I scream and stumble back, falling to the ground. Siren of course is just as shocked by my reaction and sort of yelps. She must have noticed I was surprised by something behind her because she whips around and faces the creature. I can tell she can't see it, though. She looks right through it.
The Darkness laughs, a harsh evil cackle, before it starts running towards me. All I can do is scramble to my feet and run away as fast as I can.
The cold seems to soak into my bones. I feel like I'm sprinting through a blizzard. I see so many confused, concerned faces pass by, wondering what I'm doing, but all I care about is that demon's grinning face, always close behind when I look over my shoulder.
The amount of power the Darkness has over my emotions is horrifying. I can't think about anything else, the only thing that matters is getting as far away as possible. I push myself further, running at what feels like well beyond my top speed to escape. We're out of the main town area, back in a park. There's a moment when I'm looking behind me that I trip over something and fall down spectacularly, rolling several times and skidding to a stop.

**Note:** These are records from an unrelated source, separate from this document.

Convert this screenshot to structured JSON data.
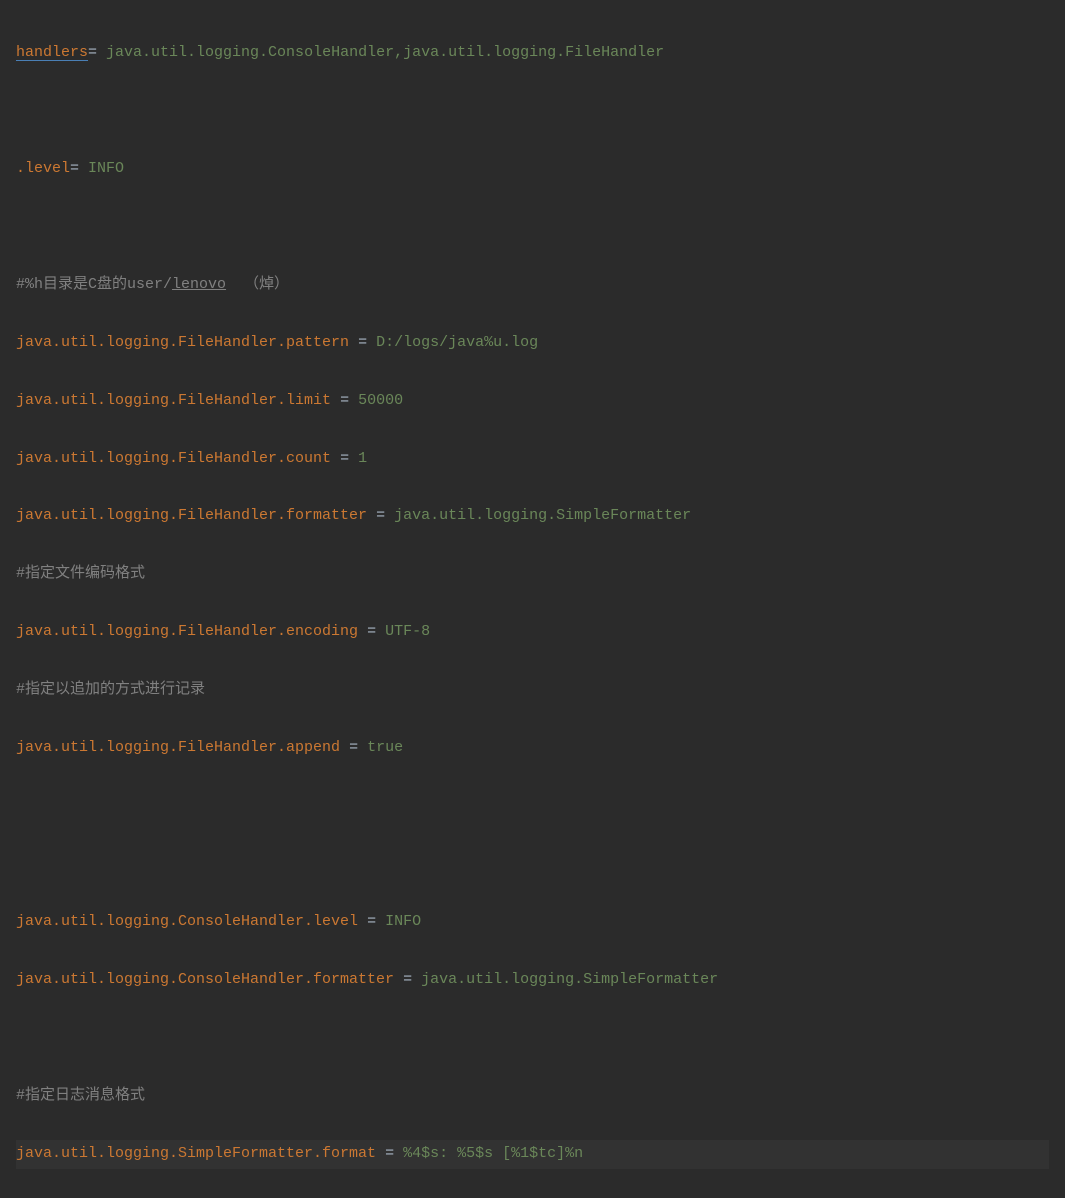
{
  "lines": {
    "l1_key": "handlers",
    "l1_op": "= ",
    "l1_value": "java.util.logging.ConsoleHandler,java.util.logging.FileHandler",
    "l3_key": ".level",
    "l3_op": "= ",
    "l3_value": "INFO",
    "l5_comment_a": "#%h目录是C盘的user/",
    "l5_comment_b": "lenovo",
    "l5_comment_c": "  （焯）",
    "l6_key": "java.util.logging.FileHandler.pattern",
    "l6_op": " = ",
    "l6_value": "D:/logs/java%u.log",
    "l7_key": "java.util.logging.FileHandler.limit",
    "l7_op": " = ",
    "l7_value": "50000",
    "l8_key": "java.util.logging.FileHandler.count",
    "l8_op": " = ",
    "l8_value": "1",
    "l9_key": "java.util.logging.FileHandler.formatter",
    "l9_op": " = ",
    "l9_value": "java.util.logging.SimpleFormatter",
    "l10_comment": "#指定文件编码格式",
    "l11_key": "java.util.logging.FileHandler.encoding",
    "l11_op": " = ",
    "l11_value": "UTF-8",
    "l12_comment": "#指定以追加的方式进行记录",
    "l13_key": "java.util.logging.FileHandler.append",
    "l13_op": " = ",
    "l13_value": "true",
    "l16_key": "java.util.logging.ConsoleHandler.level",
    "l16_op": " = ",
    "l16_value": "INFO",
    "l17_key": "java.util.logging.ConsoleHandler.formatter",
    "l17_op": " = ",
    "l17_value": "java.util.logging.SimpleFormatter",
    "l19_comment": "#指定日志消息格式",
    "l20_key": "java.util.logging.SimpleFormatter.format",
    "l20_op": " = ",
    "l20_value": "%4$s: %5$s [%1$tc]%n"
  }
}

At that moment I know it's over. It's going to catch me.
I wait for the end, tears in my eyes.
And wait.
And wait.
After a solid minute I start to wonder what's happening. Where did it go? It's difficult to believe it lost sight of me.
More time passes and nothing happens. I don't dare to move or make a sound. I try to stifle my breathing and let my tears fall silently.

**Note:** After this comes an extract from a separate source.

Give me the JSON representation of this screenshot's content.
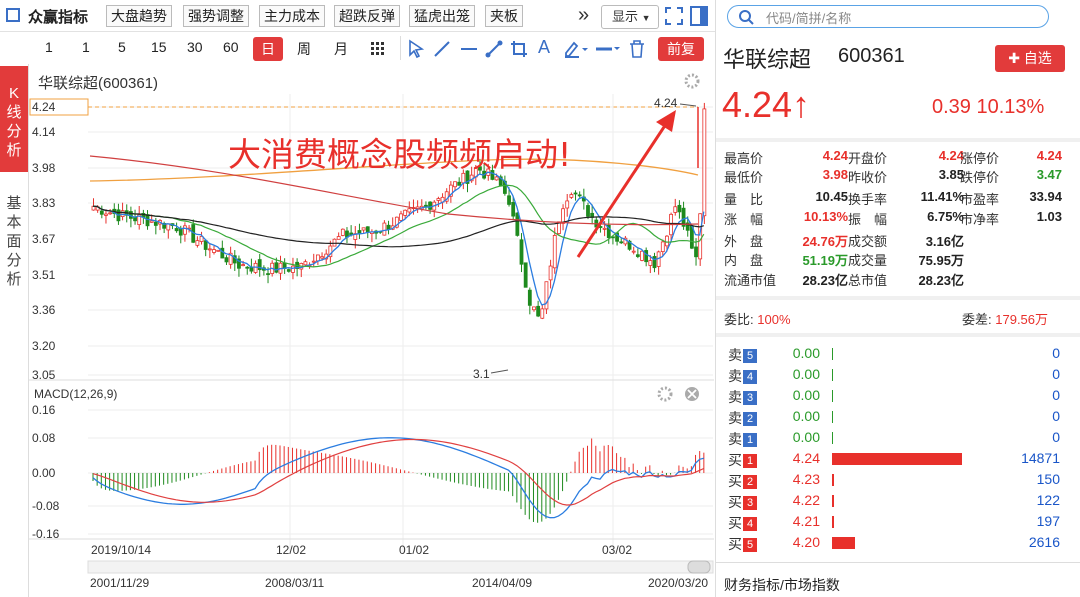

The next few minutes feel like they take days. My fear is overpowering and I'm petrified. It takes a long time for me to be in any state where I can think clearly. I don't even know how long it is before I gather enough courage to get to my feet.

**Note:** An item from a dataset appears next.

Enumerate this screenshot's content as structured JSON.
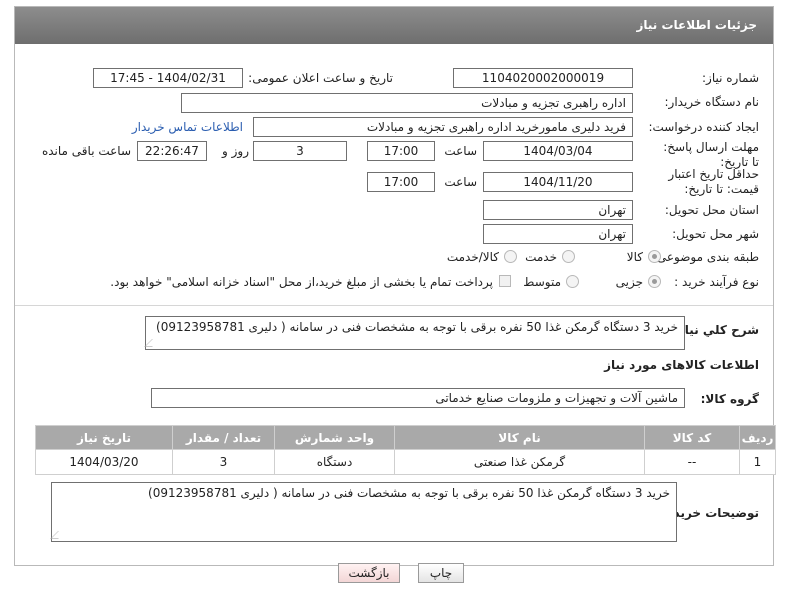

I look around and the coast is clear. I don't have any injuries. I might have a couple bruises, but the morph suit did a lot to protect me.
At this point I just want to go home and hide, but I remember where I was supposed to be going originally. I can't ignore my duties.
I walk to the building I work at, taking a different path so I don't pass where Siren was. I don't want her to see me. I don't want anyone to see me.
Finally I get to the door and have to mentally prepare myself for what's coming. I've never been this late before.
I walk inside and hear Sapphro's voice immediately.
"There you are! What the hell is the matter with you?!"
I hang my head in shame.
"I'm so sorry."
She approaches and I hear her anger turn into concern.
"Eros, are you okay? What happened?"
What can I possibly tell her?
"I...I can't answer that." I feel myself start crying again.
I fall to my knees, sobbing. After a minute I feel her hand on my head. In a way she's trying to comfort me.
"Eros, I've never seen you like this before. I don't know what to do."
It's like a cruel joke. I'm surrounded by amazing people who want to help me, but they can't do anything. I feel so alone.
It only wants to hurt you. That's all it has ever been after.
I can't let it affect me so deeply. That's what it wants.
I wipe my tears away and shakily get to my feet. I force a smile.
"I need to get work started."
Sapphro gets that annoyed look she had when I first walked in the room.
"No, you need to calm the fuck down. You're freaking out."
"I'll be fine. I'll feel better when I start working."
"Shut your mouth. Get on the couch in the green room
right now.
" There's a surprising amount of force in her voice.
I timidly walk to the room clients wait in before appointments and sit on the couch. I'm looking down at the floor when I hear her voice.
"Just stay there until you can look at me without making me worried sick."